'Başörtülü Hakimleri Kazan Yaktı' İddiası...

korakademik

Ordinaryus
Katılım
17 Ağu 2009
Mesajlar
2,236
Tepkime puanı
63
Puanları
0
Numan Kurtulmuş meşruiyetini yitirmişse kim meşru?

Bu soruyu Saadet Partisi camiasında herkes birbirine sorup duruyor.

Kim meşru, kim meşru değil?..

Tüzük şartlarında seçilen mi meşru, seçilmeyen mi?..
Erbakan hocanın “Artık meşruiyet ortadan kalkmıştır ve temel esaslara saygısızlık yapılmıştır. Kongre yapılacaktır ve yanlışlıklar düzeltilecektir” sözü çok ağır olmuyor mu?

Muhterem Hocam genel başkan olamayacağına göre...

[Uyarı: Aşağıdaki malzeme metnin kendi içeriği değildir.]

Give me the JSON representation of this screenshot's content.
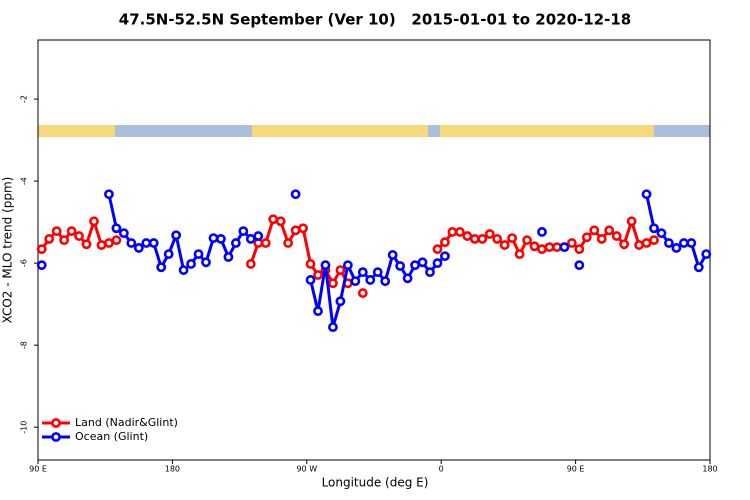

Bir başkası Numan beyden daha mı liyakatli?
Tarih olmadı diyor, camia hiç olmadı diyor...
Birileri şüphesiz durmadan yanlış yapıyor ama kim?
Çizgi dersek hangi çizgi?

Refah-Yol hükümeti döneminde çizgiye riayet etmeyenler sermayeyi zaten kediye yüklemişlerdi. O zamanlar da çok söyledik ama “Biz biliriz, siz kim oluyorsunuz” hesabına kimseler kaale bile almadı... Sonra ne oldu?

Parti ikiye bölündü.

“E gelsinler elimizi öpsünler de bağışlayalım.”
Gelmediler, kimsenin de elini öpmediler...
Refah-Yol hükümetinde Adalet Bakanı Şevket Kazan...
Ben de o hükümetin hakim sınıfından bürokratıydım... Yakından gördüm ve de şu anda seçim yapıldığı halde bazılarının kışkırtmasıyla yanlış yapanları uyarmak babında söylüyorum.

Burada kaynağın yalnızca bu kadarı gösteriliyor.